After an uneventful pregnancy and delivery, a healthy male infant was born at 39 weeks' gestation and circumcised by his family physician on the sixth day of life. In the subsequent 36 hours, the boy continued to wet diapers, but had progressive irritability and lethargy, and was brought back to the family physician for reassessment at the age of 8 days. His lower abdomen and lower limbs were noted to be mottled, cyanosed and edematous, and the boy was referred to a local pediatrician who was concerned about a possible acute inferior vena cava thrombosis.
A full abdominal examination of the unconsolable infant was impossible, however, a very slow but continuous dribble of urine was noted despite a Plastibell circumcision ring that may have been partly obstructing the urethral meatus. A urethral catheterization was attempted, but this could not be achieved because of meatal obstruction.
The infant remained irritable, but his vital signs were stable. His abdominal distension and lower extremity venous congestion and cyanosis were confirmed. Portable abdominal radiographs showed a massive distended bladder with evidence of lumbar scoliosis (Figs. 1 and 2). (Arrowheads denote bladder outline on radiographs.) The boy was thought to have a Plastibell ring urethral meatus obstruction leading to enlargement of the bladder, which blocked the inferior vena cava, resulting in acute venous stasis of the lower abdomen and extremities.

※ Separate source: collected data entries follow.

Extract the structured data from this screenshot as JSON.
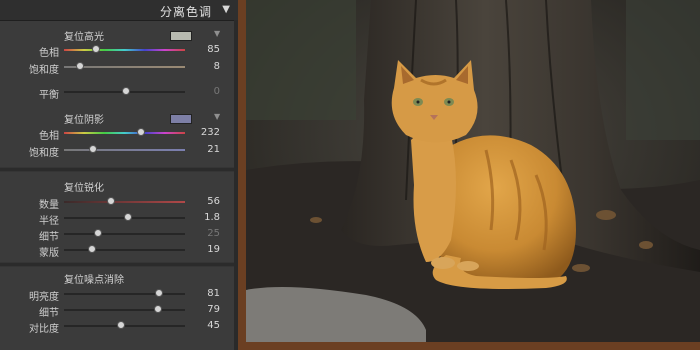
{
  "header": {
    "title": "分离色调",
    "arrow": "▼"
  },
  "split_toning": {
    "highlights": {
      "title": "复位高光",
      "swatch_color": "#b8bab0",
      "rows": [
        {
          "label": "色相",
          "value": "85",
          "pos": 0.26,
          "track": "hue"
        },
        {
          "label": "饱和度",
          "value": "8",
          "pos": 0.12,
          "track": "sat_hi"
        }
      ]
    },
    "balance": {
      "label": "平衡",
      "value": "0",
      "pos": 0.5
    },
    "shadows": {
      "title": "复位阴影",
      "swatch_color": "#7d7fa6",
      "rows": [
        {
          "label": "色相",
          "value": "232",
          "pos": 0.63,
          "track": "hue"
        },
        {
          "label": "饱和度",
          "value": "21",
          "pos": 0.23,
          "track": "sat_sh"
        }
      ]
    }
  },
  "sharpening": {
    "title": "复位锐化",
    "rows": [
      {
        "label": "数量",
        "value": "56",
        "pos": 0.38,
        "track": "red"
      },
      {
        "label": "半径",
        "value": "1.8",
        "pos": 0.52,
        "track": "plain"
      },
      {
        "label": "细节",
        "value": "25",
        "pos": 0.27,
        "track": "plain",
        "dim": true
      },
      {
        "label": "蒙版",
        "value": "19",
        "pos": 0.22,
        "track": "plain"
      }
    ]
  },
  "noise_reduction": {
    "title": "复位噪点消除",
    "rows": [
      {
        "label": "明亮度",
        "value": "81",
        "pos": 0.78,
        "track": "plain"
      },
      {
        "label": "细节",
        "value": "79",
        "pos": 0.77,
        "track": "plain"
      },
      {
        "label": "对比度",
        "value": "45",
        "pos": 0.46,
        "track": "plain"
      }
    ]
  }
}
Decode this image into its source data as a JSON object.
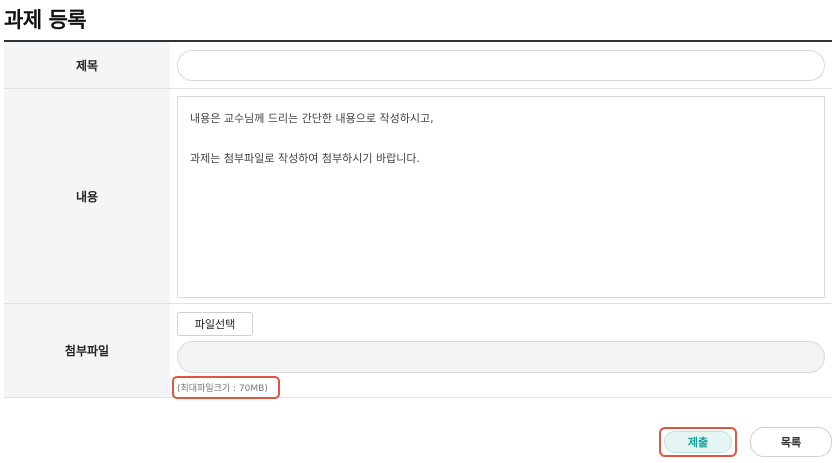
{
  "page": {
    "title": "과제 등록"
  },
  "form": {
    "title_label": "제목",
    "title_value": "",
    "content_label": "내용",
    "content_lines": [
      "내용은 교수님께 드리는 간단한 내용으로 작성하시고,",
      "과제는 첨부파일로 작성하여 첨부하시기 바랍니다."
    ],
    "attach_label": "첨부파일",
    "file_button": "파일선택",
    "max_size_note": "(최대파일크기 : 70MB)"
  },
  "actions": {
    "submit": "제출",
    "list": "목록"
  },
  "colors": {
    "highlight": "#e0553f",
    "submit_text": "#17a29a",
    "submit_bg": "#e4f5f4"
  }
}
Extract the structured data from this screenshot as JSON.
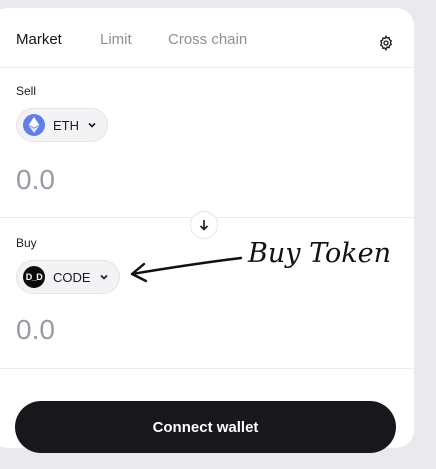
{
  "tabs": [
    {
      "label": "Market",
      "active": true
    },
    {
      "label": "Limit",
      "active": false
    },
    {
      "label": "Cross chain",
      "active": false
    }
  ],
  "settings_icon": "gear-icon",
  "sell": {
    "label": "Sell",
    "token": "ETH",
    "token_icon": "ethereum-icon",
    "amount": "0.0"
  },
  "swap_direction_icon": "arrow-down-icon",
  "buy": {
    "label": "Buy",
    "token": "CODE",
    "token_icon_text": "D_D",
    "amount": "0.0"
  },
  "connect_button": "Connect wallet",
  "annotation": {
    "text": "Buy Token",
    "icon": "hand-drawn-arrow-icon"
  },
  "colors": {
    "eth": "#627eea",
    "button_bg": "#17171c",
    "placeholder": "#9a9aa6"
  }
}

Using a 25-gauge butterfly needle, 200 mL of urine was aspirated suprapubically. Subsequently, the infant appeared calmer and the Plastibell ring was successfully removed by cutting the string that held it in place. When trying to cut the string, it was noted that the ring was embedded in the glans penis. The baby proceeded to pass spontaneously over 600 mL of urine in the following 12 hours. Over the next 36 hours he continued to urinate, and his venous engorgement and cyanosis disappeared. His penis appeared normal. The patient had no further problems or complications.

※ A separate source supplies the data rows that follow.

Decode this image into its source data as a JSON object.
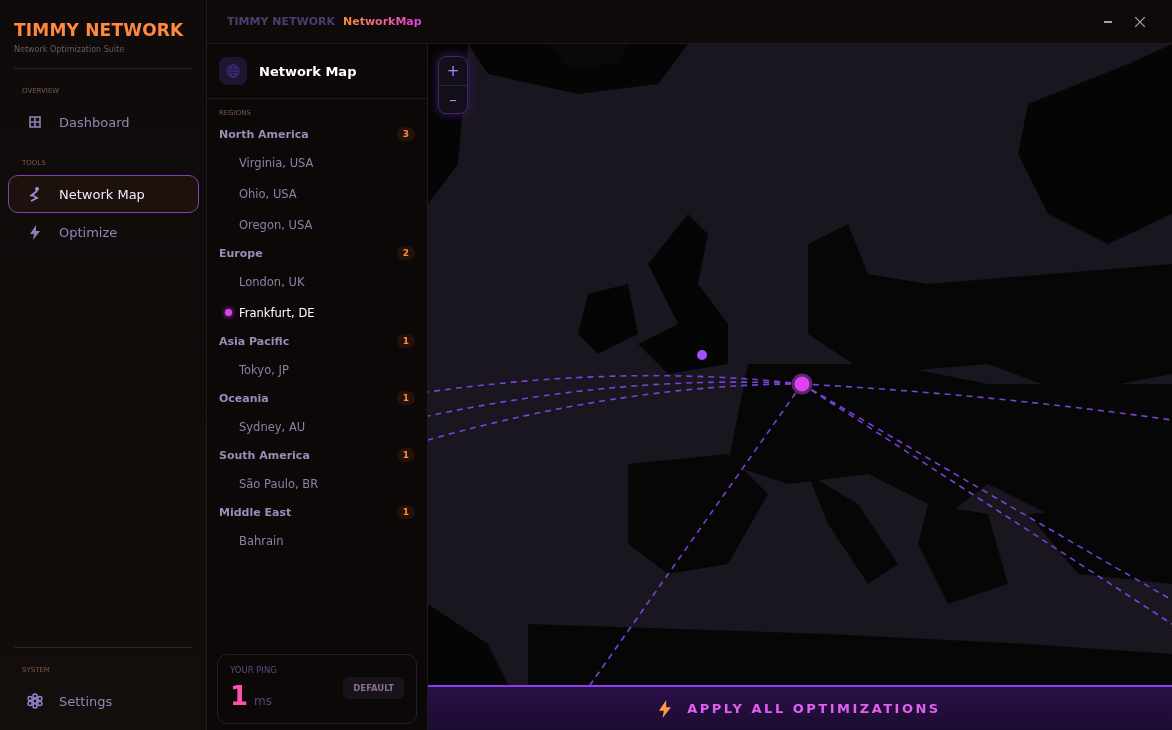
{
  "brand": {
    "title": "TIMMY NETWORK",
    "subtitle": "Network Optimization Suite"
  },
  "sidebar": {
    "sections": [
      {
        "label": "OVERVIEW",
        "items": [
          {
            "label": "Dashboard",
            "selected": false
          }
        ]
      },
      {
        "label": "TOOLS",
        "items": [
          {
            "label": "Network Map",
            "selected": true
          },
          {
            "label": "Optimize",
            "selected": false
          }
        ]
      },
      {
        "label": "SYSTEM",
        "items": [
          {
            "label": "Settings",
            "selected": false
          }
        ]
      }
    ]
  },
  "breadcrumb": [
    "TIMMY NETWORK",
    "NetworkMap"
  ],
  "panel": {
    "title": "Network Map",
    "regions_label": "REGIONS",
    "regions": [
      {
        "name": "North America",
        "count": "3",
        "children": [
          {
            "label": "Virginia, USA",
            "selected": false
          },
          {
            "label": "Ohio, USA",
            "selected": false
          },
          {
            "label": "Oregon, USA",
            "selected": false
          }
        ]
      },
      {
        "name": "Europe",
        "count": "2",
        "children": [
          {
            "label": "London, UK",
            "selected": false
          },
          {
            "label": "Frankfurt, DE",
            "selected": true
          }
        ]
      },
      {
        "name": "Asia Pacific",
        "count": "1",
        "children": [
          {
            "label": "Tokyo, JP",
            "selected": false
          }
        ]
      },
      {
        "name": "Oceania",
        "count": "1",
        "children": [
          {
            "label": "Sydney, AU",
            "selected": false
          }
        ]
      },
      {
        "name": "South America",
        "count": "1",
        "children": [
          {
            "label": "São Paulo, BR",
            "selected": false
          }
        ]
      },
      {
        "name": "Middle East",
        "count": "1",
        "children": [
          {
            "label": "Bahrain",
            "selected": false
          }
        ]
      }
    ],
    "ping": {
      "label": "YOUR PING",
      "value": "1",
      "unit": "ms",
      "button": "DEFAULT"
    }
  },
  "map": {
    "kind": "picture",
    "zoom_in": "+",
    "zoom_out": "–"
  },
  "apply_button": "APPLY ALL OPTIMIZATIONS"
}
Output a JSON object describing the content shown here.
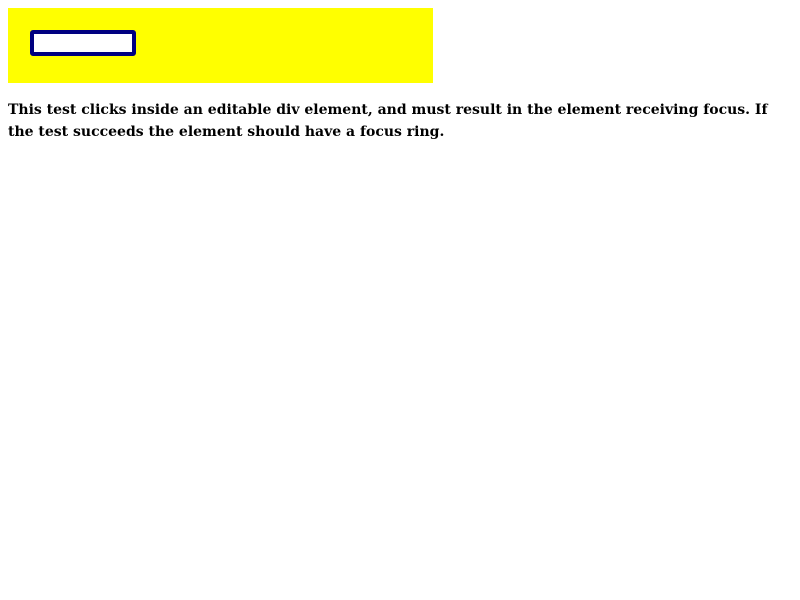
{
  "colors": {
    "container_background": "#ffff00",
    "editable_border": "#000080",
    "editable_background": "#ffffff",
    "text": "#000000"
  },
  "editable_div": {
    "content": ""
  },
  "description": "This test clicks inside an editable div element, and must result in the element receiving focus. If the test succeeds the element should have a focus ring."
}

Although circumcision is routinely practised by some groups for religious and cultural reasons, the routine practice of circumcision is not recommended.1 In its latest policy statement in 1999, the Task Force on Circumcision, established by the American Academy of Pediatrics, concluded that the scientific evidence at that time was not sufficient to recommend routine neonatal circumcision.2 This position was also supported by the Canadian Pediatric Society.3 In Saskatchewan circumcision is not an insured service; parents have to pay for it.4
The devices that have been used for medical circumcision include the Plastibell device, the Gomco clamp5 and the Mogen clamp. The Plastibell device is used as follows. After adequate analgesia, a slit is made in the foreskin, the end ring of the Plastibell device is placed over the glans, and the foreskin is pulled over the ring. A ligature is tied tightly around the foreskin, which is then cut off. The bell of the device is removed, and the end ring falls off a few days later.

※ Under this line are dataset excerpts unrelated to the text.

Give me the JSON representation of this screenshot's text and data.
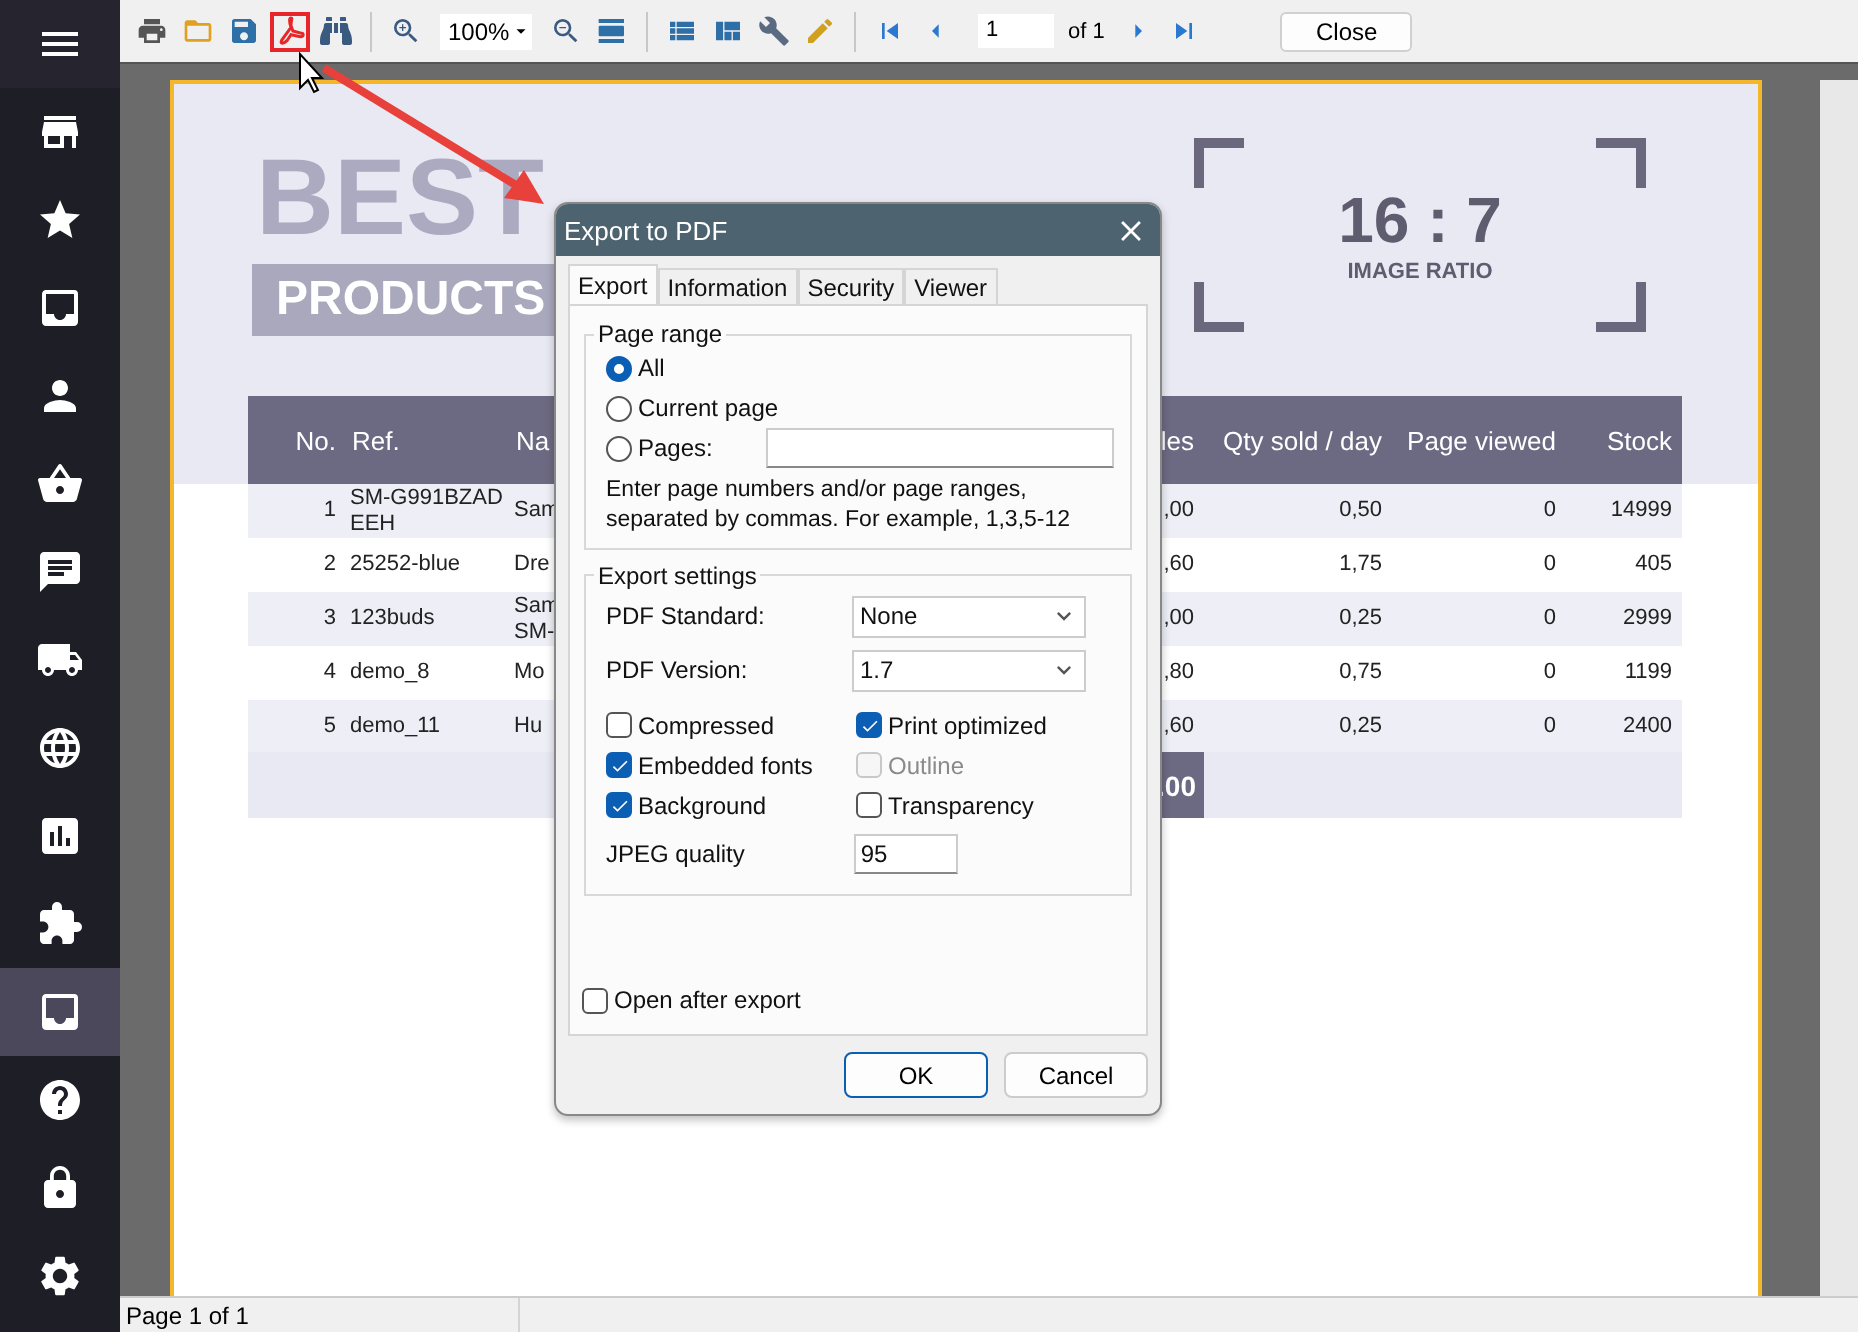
{
  "sidebar": {
    "items": [
      {
        "kind": "menu",
        "selected": false
      },
      {
        "kind": "store",
        "selected": false
      },
      {
        "kind": "star",
        "selected": false
      },
      {
        "kind": "inbox",
        "selected": false
      },
      {
        "kind": "person",
        "selected": false
      },
      {
        "kind": "basket",
        "selected": false
      },
      {
        "kind": "chat",
        "selected": false
      },
      {
        "kind": "truck",
        "selected": false
      },
      {
        "kind": "globe",
        "selected": false
      },
      {
        "kind": "chart",
        "selected": false
      },
      {
        "kind": "puzzle",
        "selected": false
      },
      {
        "kind": "inbox",
        "selected": true
      },
      {
        "kind": "help",
        "selected": false
      },
      {
        "kind": "lock",
        "selected": false
      },
      {
        "kind": "settings",
        "selected": false
      }
    ]
  },
  "toolbar": {
    "groups": [
      [
        {
          "kind": "print",
          "selected": false
        },
        {
          "kind": "open",
          "selected": false
        },
        {
          "kind": "save",
          "selected": false
        },
        {
          "kind": "pdf",
          "selected": true
        },
        {
          "kind": "find",
          "selected": false
        }
      ],
      [
        {
          "kind": "zoom_in",
          "selected": false
        },
        {
          "kind": "zoom",
          "value": "100%"
        },
        {
          "kind": "zoom_out",
          "selected": false
        },
        {
          "kind": "fit",
          "selected": false
        }
      ],
      [
        {
          "kind": "outline",
          "selected": false
        },
        {
          "kind": "layout",
          "selected": false
        },
        {
          "kind": "tools",
          "selected": false
        },
        {
          "kind": "edit",
          "selected": false
        }
      ],
      [
        {
          "kind": "first",
          "selected": false
        },
        {
          "kind": "prev",
          "selected": false
        },
        {
          "kind": "page",
          "value": "1",
          "of": "of 1"
        },
        {
          "kind": "next",
          "selected": false
        },
        {
          "kind": "last",
          "selected": false
        }
      ]
    ],
    "close": "Close"
  },
  "report": {
    "title": "BEST",
    "subtitle": "PRODUCTS",
    "ratio": "16 : 7",
    "ratio_caption": "IMAGE RATIO",
    "columns": [
      "No.",
      "Ref.",
      "Na",
      "les",
      "Qty sold / day",
      "Page viewed",
      "Stock"
    ],
    "rows": [
      [
        "1",
        "SM-G991BZAD EEH",
        "Sam",
        ",00",
        "0,50",
        "0",
        "14999"
      ],
      [
        "2",
        "25252-blue",
        "Dre",
        ",60",
        "1,75",
        "0",
        "405"
      ],
      [
        "3",
        "123buds",
        "Sam SM-",
        ",00",
        "0,25",
        "0",
        "2999"
      ],
      [
        "4",
        "demo_8",
        "Mo",
        ",80",
        "0,75",
        "0",
        "1199"
      ],
      [
        "5",
        "demo_11",
        "Hu",
        ",60",
        "0,25",
        "0",
        "2400"
      ]
    ],
    "total": ".00"
  },
  "dialog": {
    "title": "Export to PDF",
    "tabs": [
      {
        "label": "Export",
        "selected": true
      },
      {
        "label": "Information",
        "selected": false
      },
      {
        "label": "Security",
        "selected": false
      },
      {
        "label": "Viewer",
        "selected": false
      }
    ],
    "page_range": {
      "title": "Page range",
      "options": [
        {
          "label": "All",
          "selected": true
        },
        {
          "label": "Current page",
          "selected": false
        },
        {
          "label": "Pages:",
          "selected": false
        }
      ],
      "hint": "Enter page numbers and/or page ranges, separated by commas. For example, 1,3,5-12"
    },
    "export_settings": {
      "title": "Export settings",
      "selects": [
        {
          "label": "PDF Standard:",
          "value": "None"
        },
        {
          "label": "PDF Version:",
          "value": "1.7"
        }
      ],
      "checkboxes": [
        {
          "label": "Compressed",
          "checked": false,
          "disabled": false
        },
        {
          "label": "Print optimized",
          "checked": true,
          "disabled": false
        },
        {
          "label": "Embedded fonts",
          "checked": true,
          "disabled": false
        },
        {
          "label": "Outline",
          "checked": false,
          "disabled": true
        },
        {
          "label": "Background",
          "checked": true,
          "disabled": false
        },
        {
          "label": "Transparency",
          "checked": false,
          "disabled": false
        }
      ],
      "jpeg_label": "JPEG quality",
      "jpeg_value": "95"
    },
    "open_after_export": {
      "label": "Open after export",
      "checked": false
    },
    "buttons": [
      {
        "label": "OK",
        "default": true
      },
      {
        "label": "Cancel",
        "default": false
      }
    ]
  },
  "status_bar": {
    "text": "Page 1 of 1"
  }
}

In a review of the Plastibell device used in about 2000 cases of neonatal circumcision, the incidence of complications was 1.8%, the most frequent being minor infection and hemorrhage. Other complications included a tight Plastibell ring that can cause constriction of the glans penis, irregular skin margin, inadequate skin excision and migration proximally of the Plastibell ring as the glans swells with venous engorgement.6 There have been isolated cases of necrotizing fasciitis,7,8 ruptured bladder,9 retention of urine secondary to glandular prolapse,10,11 and retention of the Plastibell device.12 In the case described here, the difficulty experienced in removing the Plastibell ring was consistent with retention of the device.
In this case, venous stasis is presumed to have occurred post circumcision when the boy's distended bladder caused acute vena caval obstruction. The continuous dribbling of urine led to initial assumptions that there was no urinary retention, and complete examination of the abdomen, which would have allowed the detection of a palpable urinary bladder, was impeded by the child's irritability. The abdominal radiographs that revealed the grossly distended bladder helped significantly in the definitive management of this infant. Children with a similar presentation post circumcision should be evaluated for this uncommon but easily reversible form of venous obstruction.
Linh Ly Koravangattu Sankaran Department of Pediatrics College of Medicine Royal University of Saskatchewan Saskatoon, Sask.